What the Heck is Antibiotic Resistance?
What the Heck is Antibiotic Resistance?
Online article
By: John C. Brown
Date: January 2002
Source: University of Kansas, Department of Molecular Sciences. "What the Heck is Antibiotic Resistance?" 〈http://people.ku.edu/∼jbrown/resistance.htm〉 (accessed October 6, 2005).
About the Author: John C. Brown is an immunologist and professor of microbiology at the University of Kansas. Brown's current research involves the molecular and genetic mechanisms involved in the disease systemic lupus erythematosus.
INTRODUCTION
The ability to adapt is a crucial aspect to the survival of bacteria. Bacteria can adapt to challenges by altering their structure and metabolism. Some of these alterations occur only as long as the challenge is imposed. Other adaptations require changes in the genetic material of the bacteria that can be passed on to succeeding generations. Such heritable changes are the basis of the emergence of bacterial resistance to antibiotics.
The first known antibiotic, penicillin, was discovered in 1929. Since then many more naturally produced antibiotics have been discovered or chemically synthesized. When these agents were first used, the prospect of complete control of troublesome bacteria was readily envisioned. However, within a few decades of the introduction of penicillin, bacterial resistance to the antibiotic appeared.
Once resistance appears, its spread can be rapid. For example, by the mid 1990s, almost 80 percent of all strains of Staphylococcus aureus had acquired resistance to penicillin.

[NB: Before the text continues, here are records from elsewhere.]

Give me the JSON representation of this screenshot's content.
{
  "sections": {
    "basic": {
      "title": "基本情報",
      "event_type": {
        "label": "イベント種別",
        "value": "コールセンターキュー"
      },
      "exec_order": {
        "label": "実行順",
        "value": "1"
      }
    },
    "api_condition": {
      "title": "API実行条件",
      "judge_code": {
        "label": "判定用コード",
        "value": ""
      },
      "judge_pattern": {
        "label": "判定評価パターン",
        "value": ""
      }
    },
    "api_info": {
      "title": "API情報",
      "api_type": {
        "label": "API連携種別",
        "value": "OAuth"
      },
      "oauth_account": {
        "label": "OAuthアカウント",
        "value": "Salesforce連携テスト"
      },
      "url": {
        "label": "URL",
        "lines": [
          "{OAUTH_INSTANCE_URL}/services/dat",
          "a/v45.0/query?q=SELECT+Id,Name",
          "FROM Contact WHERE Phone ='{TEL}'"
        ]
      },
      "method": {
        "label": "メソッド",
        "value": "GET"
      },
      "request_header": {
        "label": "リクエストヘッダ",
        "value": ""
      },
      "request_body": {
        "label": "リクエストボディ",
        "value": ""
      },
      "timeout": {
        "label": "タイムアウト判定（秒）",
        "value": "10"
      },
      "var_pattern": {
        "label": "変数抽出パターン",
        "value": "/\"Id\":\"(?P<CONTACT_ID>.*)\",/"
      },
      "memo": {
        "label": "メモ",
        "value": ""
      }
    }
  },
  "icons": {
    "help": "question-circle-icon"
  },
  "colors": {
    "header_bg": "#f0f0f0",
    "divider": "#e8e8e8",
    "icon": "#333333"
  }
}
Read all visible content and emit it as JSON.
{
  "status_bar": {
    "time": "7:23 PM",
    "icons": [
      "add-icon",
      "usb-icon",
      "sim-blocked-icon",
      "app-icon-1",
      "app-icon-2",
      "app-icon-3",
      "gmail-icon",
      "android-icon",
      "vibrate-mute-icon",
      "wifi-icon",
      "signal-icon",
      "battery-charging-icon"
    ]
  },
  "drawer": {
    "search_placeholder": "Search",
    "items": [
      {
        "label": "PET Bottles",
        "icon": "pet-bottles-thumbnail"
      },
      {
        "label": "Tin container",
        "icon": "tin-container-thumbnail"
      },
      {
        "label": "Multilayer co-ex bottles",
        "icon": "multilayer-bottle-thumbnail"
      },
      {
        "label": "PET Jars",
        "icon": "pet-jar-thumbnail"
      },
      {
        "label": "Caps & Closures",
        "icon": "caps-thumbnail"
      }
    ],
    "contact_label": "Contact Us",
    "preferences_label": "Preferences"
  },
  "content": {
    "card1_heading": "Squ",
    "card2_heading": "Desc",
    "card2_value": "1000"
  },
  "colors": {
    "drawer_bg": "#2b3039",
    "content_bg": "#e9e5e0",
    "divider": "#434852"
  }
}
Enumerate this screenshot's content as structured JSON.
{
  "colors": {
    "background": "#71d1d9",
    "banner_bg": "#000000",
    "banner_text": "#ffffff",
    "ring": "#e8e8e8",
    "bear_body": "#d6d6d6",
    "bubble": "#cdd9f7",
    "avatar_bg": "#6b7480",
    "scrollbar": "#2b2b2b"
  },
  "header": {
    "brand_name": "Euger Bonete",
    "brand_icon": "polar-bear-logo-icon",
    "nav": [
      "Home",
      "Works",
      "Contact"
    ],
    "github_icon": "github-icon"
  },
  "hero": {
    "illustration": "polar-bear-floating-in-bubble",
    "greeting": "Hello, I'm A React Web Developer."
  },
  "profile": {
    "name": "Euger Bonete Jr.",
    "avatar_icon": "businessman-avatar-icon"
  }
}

Bacterial antibiotic resistance can occur in two ways. One is inherent (or natural) resistance. Gramnegative bacteria such as Escherichia coli are often naturally resistant to penicillin, for example. This is because these bacteria are surrounded by two membranes. The outer membrane makes it more difficult for an antibiotic like penicillin to reach its target inside the cell. In addition, enzymes located in the gap between the outer and inner membranes can dissolve some antibiotics as they reach the gap. Sometimes, bacterial resistance to an antibacterial agent arises when a change in the outer membrane restricts the inward movement of the antibiotic. Such a change represents adaptation.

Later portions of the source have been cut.